People talk about how Eskimos have a few dozen words for snow, how rappers have a few dozen words for cocaine, how Republicans have a few dozen words for fukallyall. It’s an amazing phenomenon. So too is the opposite – single words possessing multiple meanings.
A troubling example of this – if you, like me, think of pigeons as flying rats – is the Spanish noun La Paloma. It means dove or pigeon. That’s what I call a perverse ambiguity.
The white dove, beloved of poets & lovers since time immemorial.
The nasty pigeon, pecking away at nuggets of vomit & discarded fast food in alleys, staining city roofs with its corrosive droppings. Each one a paloma.
“I’ve got my four palomas” goes the chorus of this tune…
there must exist a language with a word to describe how those flutes relate to the rumbling drums, one specific adjective for the beauty & movement conjured by that relationship and another for what happens when her voice enters into it.
“The music I play has its roots in mixed race,” Totó explains. “The flutes are pre-Columbian, the drums of course are from Africa, and the guitar from the conquisadors.”
Totó La Momposina is a towering figure in (indigenous-) (Afro-) (Latin-) Colombian folk, with good reason. “I don’t think of it as ‘folklore’. To me, folklore means something that is dead, in a museum. Traditional music, music from the old days is alive.”
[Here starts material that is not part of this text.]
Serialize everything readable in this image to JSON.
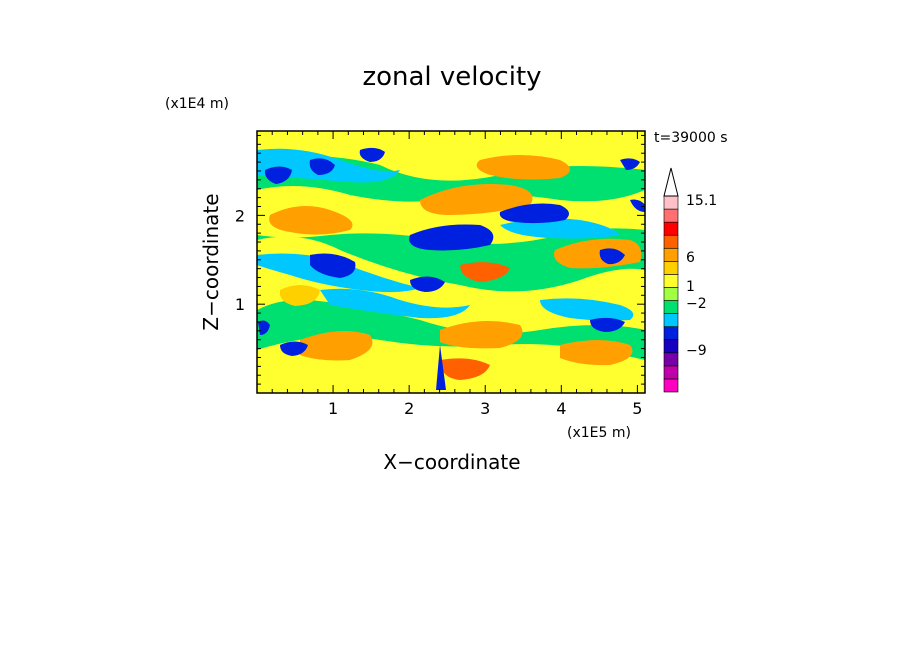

La somba negra – the black shadow. Listen to the way this song starts as an orderly Latin love song, spare acoustic guitar and voice strolling along… then Afro-Cuban drums creep in, slowly accelerating the rhythm. The guitar shifts from lead instrument to accompaniment. The solo vocalist gets swept up into call & response, not one or two people but many; black Africa eats up the solitude. This becomes a communal tune and its drums are racing.